Tuesday, March 17, 2009

Home is where the Heart is


“Lord, you have been our dwelling place throughout all generations.” ~ Ps 90:1

A friend once gave me this verse that I feel continues to stay with me. As being a wanderer as I have been for the last few years jumping from state to state with new experiences and lives. Within the last year I have lived in three different states with families and communities in each. In the last week I went home to visit my family for my sister’s and my birthday, continuing to develop relationships in my current state of residence of Texas and I am now visiting Arkansas where I have lived the last 4 years of my life. I have had the privilege of growing and being apart of these different communities filled with God-filled people. There just comes times when my heart just seems to feel the void that is left every time I leave to go to a new place. With each new life I develop, another part of me is discovered to learn and grow but then another part of my heart runs missing when I leave that place. It can be a lonely place to not know where you belong. We can all picture some knit-pillow with the flowery designs with a quote: “Home is where the Heart is”. Well, if that is the case, I am just as homeless as ever. To have all these people that you love and all these people that have impacted your life is truly a blessing, but I still have no place I can go to feel truly connected and at home. The Lord is to be my dwelling place, where my home is, but I have yet to feel safe there but it changes slowly. What does it mean to dwell in Christ? How can I be at home when I have no place to go? It makes me wonder what Jesus meant when He said, “The foxes have holes and the birds have nests but the Son of Man has no place to rest His head.” (Luke 9:58) Is this a lifestyle I’m called to follow?

Wednesday, March 11, 2009

Warrior


They call me Warrior. Defender. Down a walkway. This is what I am called, and who I am formed to be. Its interesting because in the new revelations of myself, my gift is sensitivity and compassion with a big heart to hold it all in. It seems that my name and my nature is very contradicting. A compassionate warrior. A soft defender. Tends to a be necessity for explanation. Over and over, I have been told of God’s goodness and that He is Love. It is not an action, it is His entire being. And if He loves you, He has destined good for you.
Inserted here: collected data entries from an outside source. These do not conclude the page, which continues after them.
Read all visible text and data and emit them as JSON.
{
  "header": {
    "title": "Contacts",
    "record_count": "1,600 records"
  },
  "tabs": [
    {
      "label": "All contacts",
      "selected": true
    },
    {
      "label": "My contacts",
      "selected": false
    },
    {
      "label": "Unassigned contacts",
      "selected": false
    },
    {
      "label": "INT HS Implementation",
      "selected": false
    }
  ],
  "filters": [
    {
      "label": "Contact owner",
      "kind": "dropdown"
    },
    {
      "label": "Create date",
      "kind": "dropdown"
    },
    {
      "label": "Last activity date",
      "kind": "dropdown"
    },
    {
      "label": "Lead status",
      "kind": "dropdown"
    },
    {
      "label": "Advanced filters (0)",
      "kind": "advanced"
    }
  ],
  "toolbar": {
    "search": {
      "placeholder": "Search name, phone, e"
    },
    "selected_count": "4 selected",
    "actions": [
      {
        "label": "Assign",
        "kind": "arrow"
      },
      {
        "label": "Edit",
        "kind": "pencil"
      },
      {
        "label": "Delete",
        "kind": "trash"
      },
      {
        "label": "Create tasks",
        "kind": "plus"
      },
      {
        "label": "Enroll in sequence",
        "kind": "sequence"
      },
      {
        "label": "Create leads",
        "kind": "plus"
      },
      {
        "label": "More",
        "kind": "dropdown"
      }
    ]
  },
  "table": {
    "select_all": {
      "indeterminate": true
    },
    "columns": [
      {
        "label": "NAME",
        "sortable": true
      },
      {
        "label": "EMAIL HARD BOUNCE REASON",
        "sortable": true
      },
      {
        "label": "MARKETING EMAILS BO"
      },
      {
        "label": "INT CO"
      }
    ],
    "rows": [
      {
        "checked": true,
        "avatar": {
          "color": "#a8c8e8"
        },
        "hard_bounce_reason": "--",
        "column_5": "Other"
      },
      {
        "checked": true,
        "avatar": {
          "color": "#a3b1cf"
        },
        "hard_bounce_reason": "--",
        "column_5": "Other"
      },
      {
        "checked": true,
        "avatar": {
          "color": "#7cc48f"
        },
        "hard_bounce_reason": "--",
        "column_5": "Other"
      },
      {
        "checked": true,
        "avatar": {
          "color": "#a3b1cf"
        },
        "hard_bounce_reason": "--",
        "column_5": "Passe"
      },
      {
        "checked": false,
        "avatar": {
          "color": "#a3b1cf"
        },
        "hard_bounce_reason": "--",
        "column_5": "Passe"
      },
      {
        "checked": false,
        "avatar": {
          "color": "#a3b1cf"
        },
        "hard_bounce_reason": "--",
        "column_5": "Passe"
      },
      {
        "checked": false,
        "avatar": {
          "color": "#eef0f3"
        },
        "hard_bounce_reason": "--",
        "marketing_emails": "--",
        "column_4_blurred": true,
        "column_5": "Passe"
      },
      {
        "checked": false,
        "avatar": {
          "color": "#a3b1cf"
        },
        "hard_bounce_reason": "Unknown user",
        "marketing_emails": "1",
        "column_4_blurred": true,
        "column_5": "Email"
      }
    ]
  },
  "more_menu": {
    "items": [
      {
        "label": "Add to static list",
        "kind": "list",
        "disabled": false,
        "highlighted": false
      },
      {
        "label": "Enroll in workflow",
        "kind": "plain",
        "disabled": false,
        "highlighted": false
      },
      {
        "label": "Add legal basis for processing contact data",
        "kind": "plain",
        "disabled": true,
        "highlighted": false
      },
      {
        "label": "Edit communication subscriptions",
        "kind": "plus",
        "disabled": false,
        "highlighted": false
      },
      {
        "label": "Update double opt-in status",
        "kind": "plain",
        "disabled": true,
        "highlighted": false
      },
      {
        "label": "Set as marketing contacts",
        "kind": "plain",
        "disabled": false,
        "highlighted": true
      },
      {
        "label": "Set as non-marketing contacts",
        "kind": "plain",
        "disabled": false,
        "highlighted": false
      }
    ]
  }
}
In contradiction, my experience has cast me into a dramatic play where one of my greatest attributes is the poison used to destroy me. Kelley’s heart, so tender and passionate is the gateway for the abusive to trounce on. Isn’t that the inherent downfall of irony. The one thing to treasure and to be denounced by. But there is goodness to come for I am loved by Him. My unbalanced equation will be correctly computed into a whole and perfect solution. My gifts and my defeats will be weaved into one oxymoron. Like the God of the Universe, the Lion and the Lamb, the righteous and the merciful, the living water and consuming fire. I am compassionate warrior. I am soft defender. I am Kelley Alexis.